Q. Why use Flask for webhook?
- Customization: Flask is a Python web framework that allows you to create a highly customizable webhook endpoint. You can define the behavior, authentication, and processing logic according to your specific needs.
- Flexibility: Flask provides you with the flexibility to handle various types of incoming data, such as JSON, form data, or files. This is important when dealing with different types of webhook payloads.
- Integration: Flask callback servers can easily integrate with your existing Python-based applications or services. This makes it convenient to incorporate webhook data into your workflows.
- Authentication and Security: You can implement authentication mechanisms and security measures within your Flask webhook server to ensure that only authorized sources can trigger the server.
- Debugging and Logging: Flask provides tools for debugging and logging, which can be incredibly useful when monitoring the behavior of your webhook server and diagnosing any issues.
- Scaling and Deployment: Flask applications can be deployed to various hosting environments, allowing you to scale your webhook server as needed.
- Community and Resources: Flask has a large and active community, which means you can easily find tutorials, documentation, and third-party packages to help you build and maintain your webhook server.
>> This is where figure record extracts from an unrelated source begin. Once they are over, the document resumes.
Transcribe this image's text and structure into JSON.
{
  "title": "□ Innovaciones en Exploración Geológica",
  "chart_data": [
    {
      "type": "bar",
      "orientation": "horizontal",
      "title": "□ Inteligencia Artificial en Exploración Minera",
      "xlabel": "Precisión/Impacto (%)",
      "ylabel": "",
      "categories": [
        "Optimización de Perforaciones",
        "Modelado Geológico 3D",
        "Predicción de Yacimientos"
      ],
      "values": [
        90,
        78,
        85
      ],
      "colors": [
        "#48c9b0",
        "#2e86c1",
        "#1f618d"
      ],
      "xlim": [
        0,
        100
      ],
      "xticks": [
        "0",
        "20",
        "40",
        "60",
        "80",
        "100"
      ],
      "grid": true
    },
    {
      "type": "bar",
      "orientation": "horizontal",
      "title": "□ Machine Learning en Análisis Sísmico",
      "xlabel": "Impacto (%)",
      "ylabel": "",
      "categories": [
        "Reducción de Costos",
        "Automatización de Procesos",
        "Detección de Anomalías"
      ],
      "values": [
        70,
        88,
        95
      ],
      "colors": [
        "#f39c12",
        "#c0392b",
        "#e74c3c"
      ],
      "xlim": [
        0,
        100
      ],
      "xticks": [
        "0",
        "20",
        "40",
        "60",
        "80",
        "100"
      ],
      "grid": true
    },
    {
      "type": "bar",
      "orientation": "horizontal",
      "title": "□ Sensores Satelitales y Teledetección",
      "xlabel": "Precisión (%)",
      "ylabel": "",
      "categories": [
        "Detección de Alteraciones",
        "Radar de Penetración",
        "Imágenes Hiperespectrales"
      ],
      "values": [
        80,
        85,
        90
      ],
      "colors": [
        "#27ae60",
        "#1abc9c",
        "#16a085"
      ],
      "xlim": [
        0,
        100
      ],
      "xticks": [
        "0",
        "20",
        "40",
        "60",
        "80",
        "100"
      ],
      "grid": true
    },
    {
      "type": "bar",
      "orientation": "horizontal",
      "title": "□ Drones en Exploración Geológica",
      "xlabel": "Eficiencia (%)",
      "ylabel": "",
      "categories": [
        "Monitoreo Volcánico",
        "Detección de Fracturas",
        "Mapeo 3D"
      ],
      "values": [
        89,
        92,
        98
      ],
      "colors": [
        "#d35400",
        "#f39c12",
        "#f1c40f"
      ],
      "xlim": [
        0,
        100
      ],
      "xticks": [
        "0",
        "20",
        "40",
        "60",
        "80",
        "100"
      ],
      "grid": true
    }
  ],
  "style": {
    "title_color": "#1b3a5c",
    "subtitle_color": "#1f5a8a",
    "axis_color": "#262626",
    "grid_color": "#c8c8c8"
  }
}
Q. Why do a more complex asynchronous crawling instead of synchronous?
Synchronous crawling processes tasks in a sequential manner, which can be simpler but slower, especially when waiting is involved. Asynchronous crawling processes tasks concurrently, leading to improved performance and resource utilization. It is also perfect for handling a large number of tasks concurrently.
Implementation is more complex, and debugging can be more challenging, but in this case, the pros greatly outweigh the cons. This is why Crawlbase pushes for asynchronous crawling for LinkedIn.